200,000 jobs lost in January, according to Statistics Canada

The Canadian economy lost 200,000 jobs in January under stricter public health regulations enacted to slow the spread of the Omicron variant of COVID-19.

According to Statistics Canada, this decline was the largest decline since January 2021, when the economy lost 207,800 jobs.

The unemployment rate also pushed up the unemployment rate in January from 6.0% in December to 6.5%.

As Omicron spread across the country, the government reintroduced capacity limits and closures in workplaces such as restaurants and gyms.

The majority of unemployment occurred in Ontario and Quebec, with some of the toughest measures in each state.

According to Statistics Canada, food services and hotels were hit hardest, with young people and females most affected.

“The increase in the unemployment rate in January was due to more people being temporarily dismissed or planning to get a job in the near future, and the number of people looking for a job remained almost unchanged,” he said.

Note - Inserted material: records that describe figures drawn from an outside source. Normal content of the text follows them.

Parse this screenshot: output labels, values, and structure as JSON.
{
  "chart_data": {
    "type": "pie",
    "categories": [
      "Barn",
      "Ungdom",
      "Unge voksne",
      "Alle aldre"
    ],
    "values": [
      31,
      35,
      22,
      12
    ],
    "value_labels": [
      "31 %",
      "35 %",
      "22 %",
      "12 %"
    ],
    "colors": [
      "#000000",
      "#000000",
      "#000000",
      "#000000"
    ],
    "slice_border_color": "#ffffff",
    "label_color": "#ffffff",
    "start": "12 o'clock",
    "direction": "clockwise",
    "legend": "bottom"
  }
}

Absence due to illness reached a record high in January, with one in ten employees leaving work. The number of employees with less than half the normal working hours increased by 620,000, or two-thirds, the largest increase since March 2020.

However, Royal Bank economists Nathan Janzen and Claire Fan said the impact of Omicron is short-lived and is not expected to grow beyond the first quarter of 2022.

Recent history may prove a guide. Following the wave of unemployment in January 2021, there was a significant recovery of 272,500 in February last year. The economy lost 198,800 jobs in April last year and fell further in May, but recovered with an increase of 214,600 in June.

“The Canadian labor market has shown an impressive ability to recover after last year’s wave, and some of the general conditions that helped the recovery remain, such as increased employers’ willingness to hire,” said the job site. Brendon Bernard, Senior Economist, said. on mail.

“Some states have relaxed rules for indoor dining, so some of the lost work may come back soon.”